The paper's empirical evaluation involves five model architectures:

  • Multilayer perceptron (MNIST 2NN)
  • Convolutional Neural Networks (CNN)
  • Character-level LSTM LLM
  • CIFAR-10 feedforward network
  • Large-scale word-level LSTM

The evaluation spans datasets including MNIST, CIFAR-10, and a Shakespeare text corpus, assessing both IID and non-IID data partitions.

Numerical Results

For instance, the FedAvg algorithm achieves a significant speedup in the number of communication rounds required to reach target accuracy compared to FedSGD:

  • On the MNIST dataset using a CNN architecture, FedAvg achieves a speedup of up to 34.8x for IID data and 2.8x for non-IID data.
  • In large-scale LLMing tasks, FedAvg reduced the rounds required from 820 (FedSGD) to 35, a 23x improvement.

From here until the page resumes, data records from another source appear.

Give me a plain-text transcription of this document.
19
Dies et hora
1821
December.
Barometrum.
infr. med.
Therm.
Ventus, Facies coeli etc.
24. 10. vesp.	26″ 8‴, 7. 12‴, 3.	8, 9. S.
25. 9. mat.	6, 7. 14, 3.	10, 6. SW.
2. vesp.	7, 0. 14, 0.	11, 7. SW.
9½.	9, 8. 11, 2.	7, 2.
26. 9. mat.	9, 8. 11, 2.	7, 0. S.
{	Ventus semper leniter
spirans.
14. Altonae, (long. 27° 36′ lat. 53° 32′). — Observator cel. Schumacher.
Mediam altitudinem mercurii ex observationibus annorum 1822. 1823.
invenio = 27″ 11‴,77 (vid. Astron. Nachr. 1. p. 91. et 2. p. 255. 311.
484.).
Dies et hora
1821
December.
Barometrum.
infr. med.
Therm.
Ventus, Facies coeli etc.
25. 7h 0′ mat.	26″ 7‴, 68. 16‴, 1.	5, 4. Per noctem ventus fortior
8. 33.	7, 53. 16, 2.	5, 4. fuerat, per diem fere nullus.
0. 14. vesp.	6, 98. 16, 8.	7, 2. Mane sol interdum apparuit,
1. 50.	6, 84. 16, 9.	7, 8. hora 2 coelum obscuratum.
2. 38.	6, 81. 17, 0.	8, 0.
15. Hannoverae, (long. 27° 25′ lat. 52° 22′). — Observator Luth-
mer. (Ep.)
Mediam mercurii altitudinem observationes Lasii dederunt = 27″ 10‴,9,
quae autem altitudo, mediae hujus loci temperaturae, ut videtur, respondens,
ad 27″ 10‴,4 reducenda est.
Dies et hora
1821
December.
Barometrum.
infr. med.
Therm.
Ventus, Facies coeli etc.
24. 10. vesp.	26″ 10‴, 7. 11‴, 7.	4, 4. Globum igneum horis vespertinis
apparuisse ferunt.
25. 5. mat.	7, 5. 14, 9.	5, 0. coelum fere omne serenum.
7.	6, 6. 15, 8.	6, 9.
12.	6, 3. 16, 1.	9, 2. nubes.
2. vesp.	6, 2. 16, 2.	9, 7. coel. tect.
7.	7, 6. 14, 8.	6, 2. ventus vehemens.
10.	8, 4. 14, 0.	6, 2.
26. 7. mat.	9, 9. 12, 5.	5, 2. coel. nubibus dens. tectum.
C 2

Implications and Future Directions

Practical Implications:

Federated Learning poses a paradigm shift by enabling AI applications to leverage vast decentralized datasets without compromising user privacy. This makes it particularly suitable for applications in mobile devices, IoT, and healthcare where sensitive data cannot be aggregated centrally.

Theoretical Implications:

The success of FedAvg highlights the underexplored potential of model averaging in non-convex optimization landscapes typical of deep learning. The approach is resilient to the challenges posed by non-IID data distributions, which are common in real-world scenarios.

Future Developments:

Potential future research directions include integrating differential privacy techniques to further enhance the privacy guarantees of FL. Additionally, exploring more sophisticated optimization techniques like momentum, AdaGrad, and ADAM within the FL framework could yield further efficiency gains. There's also interest in combining FL with secure multi-party computation to prevent even the central server from accessing raw updates, ensuring end-to-end encryption and privacy.

Conclusion

Federated Learning represents a robust framework for privacy-preserving, communication-efficient machine learning on decentralized data sources. The FedAvg algorithm, with its demonstrated empirical performance, stands as a cornerstone for future innovations in decentralized AI. The implications of this research span both practical applications and theoretical foundations, heralding a new era of collaborative learning across distributed networks.